Product managers at Anthropic use internal agents for a deeper understanding of their product. This includes tracking PRs and diagnosing field issues, significantly reducing their dependency on engineers for information and empowering them to work more autonomously.
The 'harness' provides the scaffolding for tools and memory. Anthropic's product lead argues that separating model development from harness development is impossible if you want maximum performance, as models are always tested and ultimately perform in conjunction with a harness.
A powerful workflow is to spin up temporary agents for specific, short-term needs. An Anthropic PM created a disposable agent to parse and prioritize a large feature waitlist, automating weeks of work without building a polished, long-term product.

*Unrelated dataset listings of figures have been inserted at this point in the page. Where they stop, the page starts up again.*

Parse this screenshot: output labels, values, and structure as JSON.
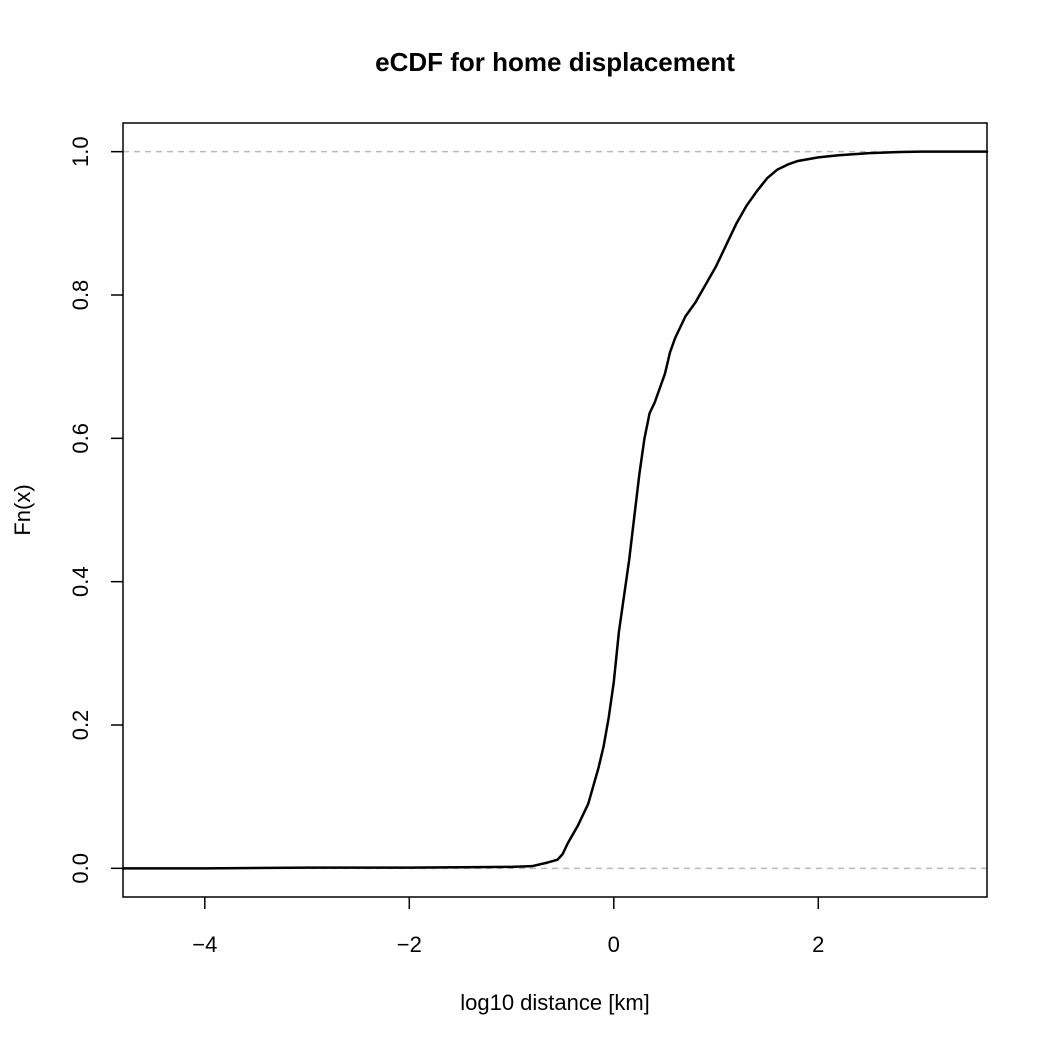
{
  "chart_data": {
    "type": "line",
    "title": "eCDF for home displacement",
    "xlabel": "log10 distance [km]",
    "ylabel": "Fn(x)",
    "xlim": [
      -4.8,
      3.65
    ],
    "ylim": [
      -0.04,
      1.04
    ],
    "x_ticks": [
      {
        "value": -4,
        "label": "−4"
      },
      {
        "value": -2,
        "label": "−2"
      },
      {
        "value": 0,
        "label": "0"
      },
      {
        "value": 2,
        "label": "2"
      }
    ],
    "y_ticks": [
      {
        "value": 0.0,
        "label": "0.0"
      },
      {
        "value": 0.2,
        "label": "0.2"
      },
      {
        "value": 0.4,
        "label": "0.4"
      },
      {
        "value": 0.6,
        "label": "0.6"
      },
      {
        "value": 0.8,
        "label": "0.8"
      },
      {
        "value": 1.0,
        "label": "1.0"
      }
    ],
    "reference_lines": [
      0,
      1
    ],
    "grid": false,
    "colors": {
      "line": "#000000",
      "reference": "#bbbbbb",
      "frame": "#000000"
    },
    "series": [
      {
        "x": [
          -4.8,
          -4.0,
          -3.0,
          -2.0,
          -1.5,
          -1.0,
          -0.8,
          -0.65,
          -0.55,
          -0.5,
          -0.45,
          -0.35,
          -0.25,
          -0.15,
          -0.1,
          -0.05,
          0.0,
          0.05,
          0.1,
          0.15,
          0.2,
          0.25,
          0.3,
          0.35,
          0.4,
          0.5,
          0.55,
          0.6,
          0.7,
          0.8,
          0.9,
          1.0,
          1.1,
          1.2,
          1.3,
          1.4,
          1.5,
          1.6,
          1.7,
          1.8,
          2.0,
          2.2,
          2.5,
          2.8,
          3.0,
          3.65
        ],
        "y": [
          0.0,
          0.0,
          0.001,
          0.001,
          0.0015,
          0.002,
          0.003,
          0.008,
          0.012,
          0.02,
          0.035,
          0.06,
          0.09,
          0.14,
          0.17,
          0.21,
          0.26,
          0.33,
          0.38,
          0.43,
          0.49,
          0.55,
          0.6,
          0.635,
          0.65,
          0.69,
          0.72,
          0.74,
          0.77,
          0.79,
          0.815,
          0.84,
          0.87,
          0.9,
          0.925,
          0.945,
          0.963,
          0.975,
          0.982,
          0.987,
          0.992,
          0.995,
          0.998,
          0.9995,
          1.0,
          1.0
        ]
      }
    ]
  }
}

Prioritize qualitative 'vibe testing' over quantitative evals in early agent development. The most crucial first step is getting the agent in front of users to see if it 'feels' right and is useful before investing in formal, scalable quality checks.
Many companies try automating massive, multi-team processes from day one. A better strategy is to first empower individual employees to build their own agents, fostering a culture of innovation before tackling complex, cross-functional automation.

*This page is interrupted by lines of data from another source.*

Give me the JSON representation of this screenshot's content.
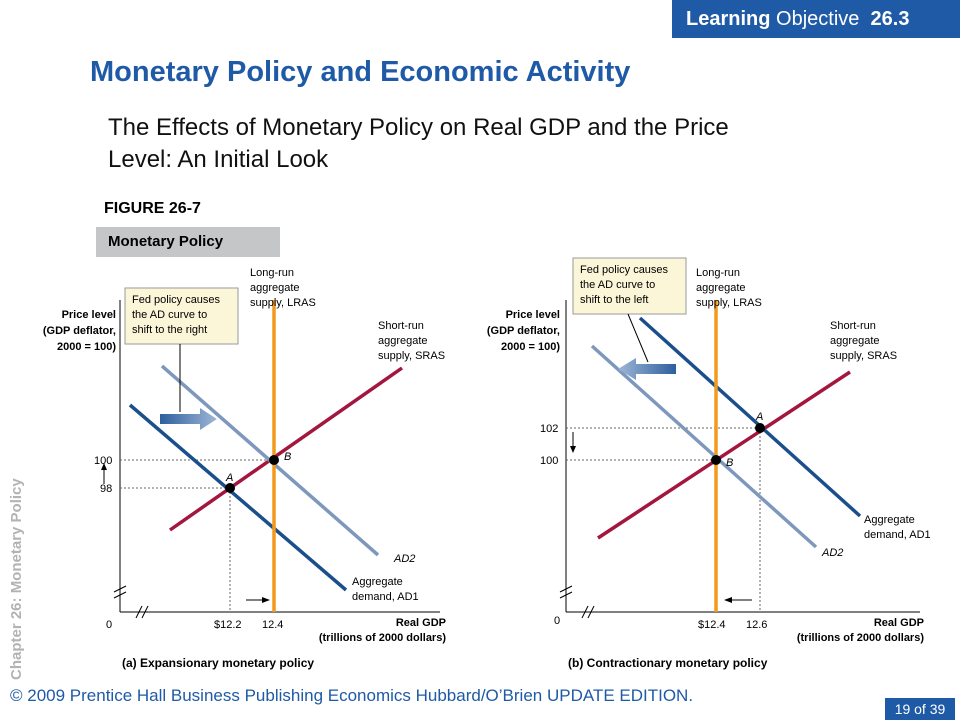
{
  "header": {
    "badge_bold": "Learning",
    "badge_text": "Objective",
    "badge_num": "26.3",
    "title": "Monetary Policy and Economic Activity",
    "subtitle": "The Effects of Monetary Policy on Real GDP and the Price Level:  An Initial Look"
  },
  "figure": {
    "label": "FIGURE 26-7",
    "band": "Monetary Policy"
  },
  "side_label": "Chapter 26:  Monetary Policy",
  "footer": "© 2009 Prentice Hall Business Publishing Economics  Hubbard/O’Brien UPDATE EDITION.",
  "slide_number": "19 of 39",
  "colors": {
    "brand_blue": "#1f5aa6",
    "lras": "#f39a1e",
    "sras": "#a3173f",
    "ad1": "#1b4f8c",
    "ad2": "#7d97bd"
  },
  "panel_a": {
    "caption": "(a) Expansionary monetary policy",
    "y_label": [
      "Price level",
      "(GDP deflator,",
      "2000 = 100)"
    ],
    "x_label": [
      "Real GDP",
      "(trillions of 2000 dollars)"
    ],
    "origin": "0",
    "y_ticks": [
      "100",
      "98"
    ],
    "x_ticks": [
      "$12.2",
      "12.4"
    ],
    "lras_label": [
      "Long-run",
      "aggregate",
      "supply, LRAS"
    ],
    "sras_label": [
      "Short-run",
      "aggregate",
      "supply, SRAS"
    ],
    "ad2_label": "AD2",
    "ad1_label": [
      "Aggregate",
      "demand, AD1"
    ],
    "point_a": "A",
    "point_b": "B",
    "callout": [
      "Fed policy causes",
      "the AD curve to",
      "shift to the right"
    ]
  },
  "panel_b": {
    "caption": "(b) Contractionary monetary policy",
    "y_label": [
      "Price level",
      "(GDP deflator,",
      "2000 = 100)"
    ],
    "x_label": [
      "Real GDP",
      "(trillions of 2000 dollars)"
    ],
    "origin": "0",
    "y_ticks": [
      "102",
      "100"
    ],
    "x_ticks": [
      "$12.4",
      "12.6"
    ],
    "lras_label": [
      "Long-run",
      "aggregate",
      "supply, LRAS"
    ],
    "sras_label": [
      "Short-run",
      "aggregate",
      "supply, SRAS"
    ],
    "ad2_label": "AD2",
    "ad1_label": [
      "Aggregate",
      "demand, AD1"
    ],
    "point_a": "A",
    "point_b": "B",
    "callout": [
      "Fed policy causes",
      "the AD curve to",
      "shift to the left"
    ]
  }
}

Unlike simple prompting loops that fail on error, modern agentic systems are built to be resilient. They can identify when they've gone off-course, revise their thinking, and re-steer themselves toward the goal—a crucial capability for long-running autonomous tasks.
Traditional evals fall short for sophisticated agents. A more effective method is a built-in evaluation loop where one agent is tasked with grading the output of another. This allows for continuous, automated quality assessment, especially when done in separate context windows to avoid bias.
Instead of demanding specific JSON schemas, advanced agent prompting involves describing the final, desired outcome (e.g., 'a beautiful and interactive report'). The agent, equipped with self-correction capabilities, then figures out the necessary steps to create that rich end-product.